El muchacho titubeó, pero Guillermo le iba tentando. Hacía sonar su instrumento y luego esperaba a que el chico tocara. No obtuvo respuesta en la mañana, pero insistió en la tarde. Salvar al muchacho se había convertido en un reto para el de Montmorency.
Al fin, después de mucho insistir, Pierre tomó de nuevo la vihuela y obtuvo la canción sin ningún error. Guillermo se mostró asombrado y le pidió que la repitiera. El chico obedeció y el caballero se puso a hacer un contrapunto. Al poco, ambos tañían en una bella armonía de músicas cruzadas. Era hermoso y una sonrisa de placer acudió a los labios de Pierre. Era la primera vez que le veía sonreír; su rostro se iluminó y, a pesar de su delgadez, el caballero se dijo que era un bello rapaz. Guillermo se felicitó pensando que el chico se comportaba cual potrillo que precisaba doma y cariño para hacer de él un buen caballo.

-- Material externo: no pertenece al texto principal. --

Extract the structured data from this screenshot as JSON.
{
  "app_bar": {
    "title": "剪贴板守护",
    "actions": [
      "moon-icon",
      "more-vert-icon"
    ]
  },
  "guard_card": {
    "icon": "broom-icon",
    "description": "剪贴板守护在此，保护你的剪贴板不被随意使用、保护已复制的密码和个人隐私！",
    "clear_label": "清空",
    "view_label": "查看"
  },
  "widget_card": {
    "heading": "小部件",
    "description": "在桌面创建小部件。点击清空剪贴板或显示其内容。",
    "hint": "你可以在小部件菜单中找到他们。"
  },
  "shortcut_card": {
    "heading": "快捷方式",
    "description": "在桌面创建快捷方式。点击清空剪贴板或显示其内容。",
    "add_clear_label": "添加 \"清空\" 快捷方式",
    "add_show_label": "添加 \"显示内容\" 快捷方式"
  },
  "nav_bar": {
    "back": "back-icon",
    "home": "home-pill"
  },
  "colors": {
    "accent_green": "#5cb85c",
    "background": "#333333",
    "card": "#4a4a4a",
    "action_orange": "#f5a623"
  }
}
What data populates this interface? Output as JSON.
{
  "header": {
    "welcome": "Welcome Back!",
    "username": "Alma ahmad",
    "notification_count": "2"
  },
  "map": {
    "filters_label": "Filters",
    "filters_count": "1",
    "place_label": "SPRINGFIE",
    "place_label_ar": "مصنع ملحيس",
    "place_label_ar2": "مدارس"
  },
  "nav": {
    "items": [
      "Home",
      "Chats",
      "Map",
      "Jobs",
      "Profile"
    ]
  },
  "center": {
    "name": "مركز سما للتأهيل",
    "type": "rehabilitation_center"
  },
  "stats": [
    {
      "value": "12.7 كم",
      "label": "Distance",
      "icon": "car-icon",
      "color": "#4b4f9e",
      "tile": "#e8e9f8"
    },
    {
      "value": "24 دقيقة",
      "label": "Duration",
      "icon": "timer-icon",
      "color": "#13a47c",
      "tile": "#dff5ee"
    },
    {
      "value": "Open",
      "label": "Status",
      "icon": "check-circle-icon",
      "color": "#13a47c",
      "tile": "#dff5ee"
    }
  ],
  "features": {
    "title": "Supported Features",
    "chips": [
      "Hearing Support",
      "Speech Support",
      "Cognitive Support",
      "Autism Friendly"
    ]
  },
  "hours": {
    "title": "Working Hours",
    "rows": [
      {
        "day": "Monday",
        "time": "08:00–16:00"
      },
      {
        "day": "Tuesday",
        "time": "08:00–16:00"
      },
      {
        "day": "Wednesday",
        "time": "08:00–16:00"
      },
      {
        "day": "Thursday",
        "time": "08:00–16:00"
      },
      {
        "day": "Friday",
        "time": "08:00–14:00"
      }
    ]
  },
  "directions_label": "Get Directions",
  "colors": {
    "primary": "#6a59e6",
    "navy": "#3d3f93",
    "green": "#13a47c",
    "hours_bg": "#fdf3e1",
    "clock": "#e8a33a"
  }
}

Cuando fui capaz de entender aquel gran desastre, quise morir, desaparecer, no sólo como Dama Ruiseñor, sino físicamente. No tenía apetito y las imágenes de mis seres queridos acudían una y otra vez a mi pensamiento. También la de Hugo, al que creía perdido para siempre.
El caballero que me salvó de los ribaldos se enfurecía con mi silencio y al principio me golpeaba, pero luego empezó a hablarme dulcemente y parecía preocupado. No sé cuánto tiempo estuve sin comer. Me sentía débil y sólo obtenía placer en mis recuerdos. Por eso no pude evitar tocar en aquella vihuela que encontré en la tienda la Canción del Ruiseñor. Y me sorprendí cuando ese hombre vino con un salterio e intentó torpemente interpretarla. No podía soportar que mi canción sonara tan mal, así que tuve que corregirle. Después, él tocó una suya y yo no quise seguirle, pero insistió una y otra vez, mañana y tarde. Al fin, terminé haciéndolo y él se puso a acompañarme en contrapunto.